Si les entre­prises ont prévu d’embaucher cette année, certains secteurs rencontrent des diffi­cultés pour trouver des candidats, notamment pour une vingtaine d’entre eux. 

C'est une excel­lente nouvelle pour toutes les personnes en recherche de travail. Dans sa dernière édition de son rapport sur les besoins en main-d’œuvre des entre­prises, Pôle Emploi a observé des inten­tions d’embauches toujours plus hautes.

En 2023, les sociétés ont prévu de recruter 3,04 millions d’employés, soit un peu moins qu’en 2022 (-0,2%). Cette courbe est d’ailleurs princi­pa­lement entre­tenue par les petites entre­prises (71%), avec surtout des CDI à la clé (72%). 

Néanmoins, tous les secteurs ne sont pas égaux face aux diffi­cultés pour trouver les bons candidats.
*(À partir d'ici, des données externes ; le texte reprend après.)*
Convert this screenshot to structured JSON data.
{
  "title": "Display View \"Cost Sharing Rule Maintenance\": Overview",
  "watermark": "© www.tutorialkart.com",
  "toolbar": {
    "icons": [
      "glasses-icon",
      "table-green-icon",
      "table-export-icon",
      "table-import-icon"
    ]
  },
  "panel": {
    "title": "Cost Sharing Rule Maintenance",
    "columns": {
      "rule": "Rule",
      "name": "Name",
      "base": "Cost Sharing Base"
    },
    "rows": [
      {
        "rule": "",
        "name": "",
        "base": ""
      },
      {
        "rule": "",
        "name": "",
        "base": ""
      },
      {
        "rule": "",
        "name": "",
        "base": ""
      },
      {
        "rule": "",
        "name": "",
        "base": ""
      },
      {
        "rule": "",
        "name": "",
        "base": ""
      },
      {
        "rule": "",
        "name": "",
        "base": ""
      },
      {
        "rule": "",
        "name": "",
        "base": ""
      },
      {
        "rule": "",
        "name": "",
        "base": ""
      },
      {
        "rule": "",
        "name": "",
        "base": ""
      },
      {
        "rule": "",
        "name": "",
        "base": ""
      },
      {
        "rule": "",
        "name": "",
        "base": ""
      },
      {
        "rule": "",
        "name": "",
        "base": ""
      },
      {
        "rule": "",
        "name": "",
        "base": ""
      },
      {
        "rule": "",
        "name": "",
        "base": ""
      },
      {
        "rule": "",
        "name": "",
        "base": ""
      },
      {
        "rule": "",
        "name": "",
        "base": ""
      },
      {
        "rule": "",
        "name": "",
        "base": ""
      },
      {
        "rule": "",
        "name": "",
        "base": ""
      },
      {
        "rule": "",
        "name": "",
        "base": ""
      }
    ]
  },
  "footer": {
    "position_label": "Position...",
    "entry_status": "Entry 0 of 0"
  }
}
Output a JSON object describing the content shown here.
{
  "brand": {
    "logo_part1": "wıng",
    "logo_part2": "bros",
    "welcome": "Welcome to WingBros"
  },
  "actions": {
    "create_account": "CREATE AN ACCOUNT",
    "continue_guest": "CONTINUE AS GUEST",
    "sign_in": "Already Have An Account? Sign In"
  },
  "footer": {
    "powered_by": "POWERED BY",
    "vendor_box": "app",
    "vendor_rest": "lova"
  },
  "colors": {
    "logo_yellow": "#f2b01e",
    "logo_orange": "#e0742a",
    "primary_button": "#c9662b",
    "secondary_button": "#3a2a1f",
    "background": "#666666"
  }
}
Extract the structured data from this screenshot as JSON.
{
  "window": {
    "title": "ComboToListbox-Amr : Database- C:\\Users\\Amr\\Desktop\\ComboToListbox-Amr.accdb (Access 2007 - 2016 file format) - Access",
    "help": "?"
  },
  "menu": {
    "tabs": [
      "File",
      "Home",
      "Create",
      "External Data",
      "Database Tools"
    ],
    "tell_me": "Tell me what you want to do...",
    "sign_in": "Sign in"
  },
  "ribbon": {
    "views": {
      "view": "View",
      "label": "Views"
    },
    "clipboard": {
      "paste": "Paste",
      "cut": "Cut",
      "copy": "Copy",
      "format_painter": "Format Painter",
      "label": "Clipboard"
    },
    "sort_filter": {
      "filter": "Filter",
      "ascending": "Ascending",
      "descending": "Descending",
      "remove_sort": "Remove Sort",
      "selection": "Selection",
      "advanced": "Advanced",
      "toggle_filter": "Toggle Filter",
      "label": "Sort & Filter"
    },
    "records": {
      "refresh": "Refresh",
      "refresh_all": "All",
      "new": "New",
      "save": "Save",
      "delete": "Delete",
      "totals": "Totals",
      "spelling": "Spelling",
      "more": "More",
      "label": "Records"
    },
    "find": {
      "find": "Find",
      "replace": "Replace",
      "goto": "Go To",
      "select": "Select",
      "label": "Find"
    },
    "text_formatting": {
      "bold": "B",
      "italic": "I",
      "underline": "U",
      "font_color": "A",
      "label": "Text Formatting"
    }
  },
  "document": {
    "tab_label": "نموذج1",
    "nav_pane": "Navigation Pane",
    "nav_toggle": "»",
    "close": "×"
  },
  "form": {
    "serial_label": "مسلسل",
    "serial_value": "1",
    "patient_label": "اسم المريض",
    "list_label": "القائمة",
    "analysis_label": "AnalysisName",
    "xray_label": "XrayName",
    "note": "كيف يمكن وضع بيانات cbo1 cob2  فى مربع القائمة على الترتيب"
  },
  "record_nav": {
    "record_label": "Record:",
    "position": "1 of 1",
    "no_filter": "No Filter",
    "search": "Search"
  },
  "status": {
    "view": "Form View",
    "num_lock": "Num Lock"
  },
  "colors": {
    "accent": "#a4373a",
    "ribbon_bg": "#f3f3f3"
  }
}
Ainsi, si l’hôtellerie-restauration (+29.900 projets) et la réparation - commerce automobile (+4.000 projets) cherchent à engager, d’autres domaines ont des ambitions de recru­tement, mais elles ne parviennent pas à satis­faire leurs besoins. 

Couvreurs, zingueurs et aides à domicile 

20 profes­sions embau­chant massi­vement connaissent des compli­ca­tions, et sont donc suscep­tibles d’offrir plus de chances de trouver un job, si vous avez les compé­tences requises.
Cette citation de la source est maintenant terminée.